No controls. The drone was not made to be flown but just set and launched. Not even the remote Terl had shown him would do anything now.

Rolling like a huge ungainly drunk, the thing continued on its way with death in its jaws, insensate, invulnerable.

He wasn't seeing so well again. Blood had started flowing when he crawled into the hole back there and he'd knocked his mask. He lifted his hands to the mask, turning sideways to lessen the blast from the door. He was reaching for the edge of his jacket to wipe it off.

With the impact of a bullet the mask was hit!

It flew from his hand.

Something had almost broken his left thumb.

There was motion about thirty feet away.

Mountain training and a hunter's life had left nothing wanting in Jonnie's reactions.

The action of dropping to one knee, drawing, and firing the blast gun did not take more than a third of a second.

He fired at the mass that had begun to come at him. The shots drove it back with sheer force.

Again and again he fired.

The thing, whatever it was, moved back into the cover of the rib frames near the preset.

There was something or someone in here with him. He had walked right past it twice when he went to the preset box.

Chapter 9

Jonnie protested a little at not heeding his instincts earlier. He had felt some presence. That was the worst part of wearing air masks. It denied one's sense of smell. And he could smell it now. Despite the cold air and the rust motes Jonnie could smell a Psychlo.

He rose cautiously, holding the gun, and backed toward his plane to get a bit more distant. A Psychlo was pretty strong stuff not only to smell but to deal with in any wrestling match. He recalled having to wait for Thor before he could approach within arm's length of Terl. Psychlos could crush one with ease. Which Psychlo was this? Did he know him?

Zzt, pressed up against the skin, was trying to keep from vomiting with contempt and disgust. Only what it would do to his breathe-mask prevented him.

It wasn't the blast gun shots. Yes, those that hit had bruised him and thrown him back, and a few feet closer they might have disabled him.

It was his own reaction to change. Here he had been in abject funk and all the while it was only the animal. Terl's animal!

A surge of hatred and fury followed his nausea. He almost emerged from the recess and plowed straight in. But a blast gun stung. And the dumb twit didn't even have it on penetration, only on blast. Typical.
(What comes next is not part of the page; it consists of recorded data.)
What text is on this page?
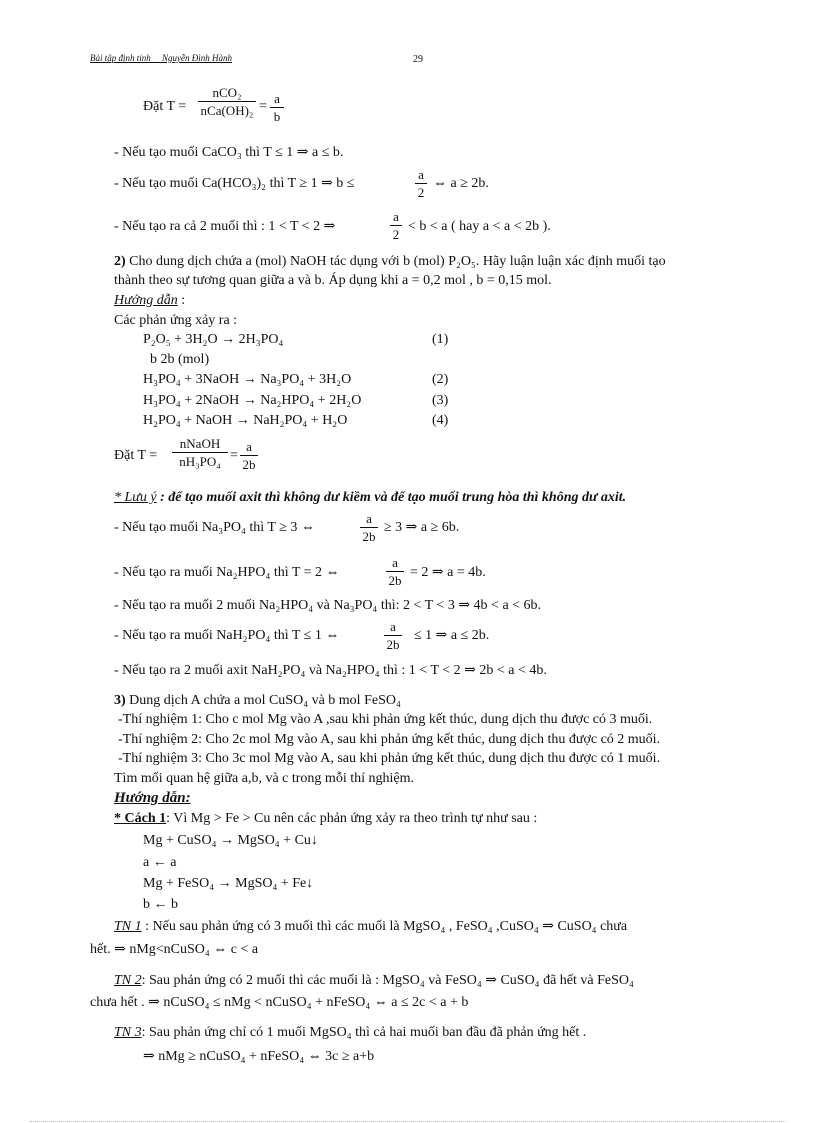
Bài tập định tính Nguyễn Đình Hành	29
Đặt T =
nCO₂
nCa(OH)₂ =
a
b
- Nếu tạo muối CaCO₃ thì T ≤ 1 ⇒ a ≤ b.
- Nếu tạo muối Ca(HCO₃)₂ thì T ≥ 1 ⇒ b ≤
a
2
⇔ a ≥ 2b.
- Nếu tạo ra cả 2 muối thì : 1 < T < 2 ⇒
a
2
< b < a ( hay a < a < 2b ).
2) Cho dung dịch chứa a (mol) NaOH tác dụng với b (mol) P₂O₅. Hãy luận luận xác định muối tạo
thành theo sự tương quan giữa a và b. Áp dụng khi a = 0,2 mol , b = 0,15 mol.
Hướng dẫn :
Các phản ứng xảy ra :
P₂O₅ + 3H₂O → 2H₃PO₄	(1)
b 2b (mol)
H₃PO₄ + 3NaOH → Na₃PO₄ + 3H₂O	(2)
H₃PO₄ + 2NaOH → Na₂HPO₄ + 2H₂O	(3)
H₂PO₄ + NaOH → NaH₂PO₄ + H₂O	(4)
Đặt T =
nNaOH
nH₃PO₄ =
a
2b
* Lưu ý : để tạo muối axit thì không dư kiềm và để tạo muối trung hòa thì không dư axit.
- Nếu tạo muối Na₃PO₄ thì T ≥ 3 ⇔
a
2b
≥ 3 ⇒ a ≥ 6b.
- Nếu tạo ra muối Na₂HPO₄ thì T = 2 ⇔
a
2b
= 2 ⇒ a = 4b.
- Nếu tạo ra muối 2 muối Na₂HPO₄ và Na₃PO₄ thì: 2 < T < 3 ⇒ 4b < a < 6b.
- Nếu tạo ra muối NaH₂PO₄ thì T ≤ 1 ⇔
a
2b
≤ 1 ⇒ a ≤ 2b.
- Nếu tạo ra 2 muối axit NaH₂PO₄ và Na₂HPO₄ thì : 1 < T < 2 ⇒ 2b < a < 4b.
3) Dung dịch A chứa a mol CuSO₄ và b mol FeSO₄
-Thí nghiệm 1: Cho c mol Mg vào A ,sau khi phản ứng kết thúc, dung dịch thu được có 3 muối.
-Thí nghiệm 2: Cho 2c mol Mg vào A, sau khi phản ứng kết thúc, dung dịch thu được có 2 muối.
-Thí nghiệm 3: Cho 3c mol Mg vào A, sau khi phản ứng kết thúc, dung dịch thu được có 1 muối.
Tìm mối quan hệ giữa a,b, và c trong mỗi thí nghiệm.
Hướng dẫn:
* Cách 1: Vì Mg > Fe > Cu nên các phản ứng xảy ra theo trình tự như sau :
Mg + CuSO₄ → MgSO₄ + Cu↓
a ← a
Mg + FeSO₄ → MgSO₄ + Fe↓
b ← b
TN 1 : Nếu sau phản ứng có 3 muối thì các muối là MgSO₄ , FeSO₄ ,CuSO₄ ⇒ CuSO₄ chưa
hết. ⇒ nMg<nCuSO₄ ⇔ c < a
TN 2: Sau phản ứng có 2 muối thì các muối là : MgSO₄ và FeSO₄ ⇒ CuSO₄ đã hết và FeSO₄
chưa hết . ⇒ nCuSO₄ ≤ nMg < nCuSO₄ + nFeSO₄ ⇔ a ≤ 2c < a + b
TN 3: Sau phản ứng chỉ có 1 muối MgSO₄ thì cả hai muối ban đầu đã phản ứng hết .
⇒ nMg ≥ nCuSO₄ + nFeSO₄ ⇔ 3c ≥ a+b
That this animal had subjected him to such terror he could not forgive. Why, he had nearly killed it once on the tractor with a remote. He really should have killed it. He should have taken a blast rifle out that day. Who would have noticed in all that fire?

Nothing but the animal! A puny, soft, undersized, slug-white, stupid animal had scared him like that! He quivered with rage. His nausea faded.

Desire for information overrode his kill lust at this moment. Maybe this was some new plot of Terl’s. Damn

Terl!

Zzt got himself under control enough to speak. “Did Terl send you?”

Jonnie tried to place the voice. Hard to do the way they talked through a face mask. The masks had sound amplification patches on their sides but voices got muffled, low as they were. He could ask; Psychlos were very arrogant.

“Who are you?” said Jonnie.

“You went through all that at the tractor and you don't even remember who I am! Stupid dimwit. Answer me!